“Another week of this and it’ll be full-on Thunderdome out here.”

Hurricanes are pretty much made of suck.  Even when you live in an area that gets them on a regular basis, and so are in theory ready for them, having one come visit is a guarantee that things are going to be crappy for quite some time.

In New York and New Jersey, where hurricanes generally don’t show up and where far too many folks have little concept of preparedness (and far too much concept of “The government will fix it.”), Hurricane Sandy has led to drastic coastal damage, power outages, transportation shutdowns, no groceries and no gas.

Again, this is nothing new in hurricane country.  The storm surge washes out roads; the winds knocks out power.  The power’s out, the pumps don’t work.  Gas is hard to get.    No roads, no trucks to the grocery stores.  Heck, I live 200+ miles inland, and if a storm’s brewing, I’m checking my gas supply for any empty cans that need  to be refilled and making the legally obligated bread and milk run at the local grocery.  Been there, done that.

But up north, Hurricane Sandy led to mile-long gas lines, reports of police with drawn weapons, guarded gas tankers and folks bringing out the gats at the gas station.  (How that last happens in the mostly disarmed People’s Republics is still a mystery to me, but that’s a different subject for another time.)  These are things that aren’t normally seen in hurricane country.  A Category 1 hurricane is dangerous and it causes damage, the unprepared are caught short as always, but this?  Not in my experience.  Within a week or two, everything except NC 12 is generally back in working order for the most part, and 12 is at least passable.

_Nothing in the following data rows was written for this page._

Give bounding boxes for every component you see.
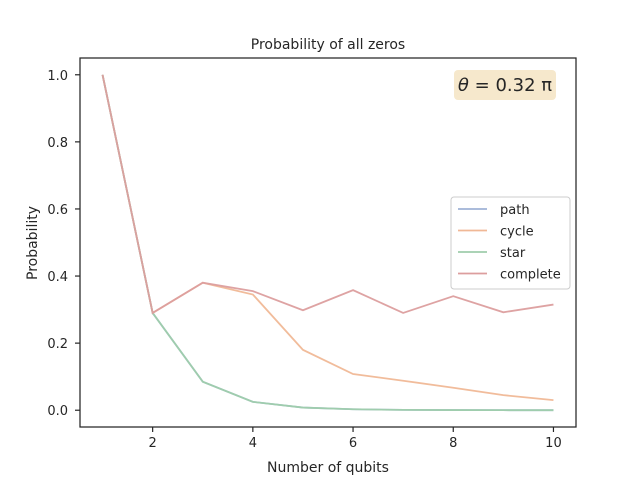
y-tick-label: 0.0 (47, 404, 68, 419)
y-tick-label: 0.8 (47, 136, 68, 151)
axis-ticks: 2 4 6 8 10 0.0 0.2 0.4 0.6 0.8 1.0 (47, 69, 561, 451)
plot-frame (79, 57, 577, 428)
series-lines (101, 74, 554, 412)
legend-label-path: path (500, 203, 530, 218)
annotation-text: θ = 0.32 π (458, 75, 552, 96)
legend-frame (450, 196, 571, 290)
y-axis-label: Probability (25, 206, 41, 280)
y-tick-label: 1.0 (47, 69, 68, 84)
series-line-complete (101, 74, 554, 315)
x-tick-label: 4 (249, 436, 257, 451)
annotation-symbol: θ (458, 75, 469, 96)
x-tick-label: 2 (149, 436, 157, 451)
x-tick-label: 6 (349, 436, 357, 451)
annotation-box (454, 70, 556, 100)
chart-title: Probability of all zeros (251, 37, 405, 53)
y-tick-label: 0.4 (47, 270, 68, 285)
x-tick-label: 8 (449, 436, 457, 451)
legend-label-cycle: cycle (500, 225, 534, 240)
theta-annotation: θ = 0.32 π (454, 70, 556, 100)
legend-label-star: star (500, 246, 526, 261)
x-axis-label: Number of qubits (267, 460, 389, 476)
x-tick-label: 10 (545, 436, 562, 451)
series-line-star (101, 74, 554, 412)
y-tick-label: 0.6 (47, 203, 68, 218)
annotation-value: = 0.32 π (469, 75, 552, 96)
y-tick-label: 0.2 (47, 337, 68, 352)
legend: path cycle star complete (450, 196, 571, 290)
legend-items: path cycle star complete (458, 203, 561, 283)
legend-label-complete: complete (500, 268, 561, 283)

This has big implications for those of us who do prepare.  Look at your neighbors’ homes, and consider how many of them have backup power and more than a few days of food.  How many have any stored water?  I read a comment on a friend’s Facebook wall (she lives in NYC) that one of her friends on Staten Island is “living on Halloween candy”.  Really?  This storm was forecast for days and you never considered a trip to the grocery store as a good idea?

These are the people you’ll be around after a disaster.  These are the people who are going to notice that you’re dry, fed, maybe have electricity–and they are without any of those.  Much speculation on the various preparedness forums centers on what will these people do?  What will you do?  Do you have some obligation to help them?  Will you be able to–did you store extra for this eventuality?

These are security questions you’ll need to answer for yourself.  Obviously, if you’re in an urban area, your needs and ability to prepare in depth (and these things take in-depth preparedness) will be different from someone in a suburb or a rural area.  Guns and ammo may be a part of your plan, as might storing additional food (“Hey, I can offer you a bowl of pinto beans–just sit down right here down wind!”).  Keeping a low profile–maybe not using the generator is a better idea than sitting in the AC eating brunch while your neighbors stew–might be a tactic to consider.

Just consider it now.   You don’t want to be caught in Indiana Jones mode.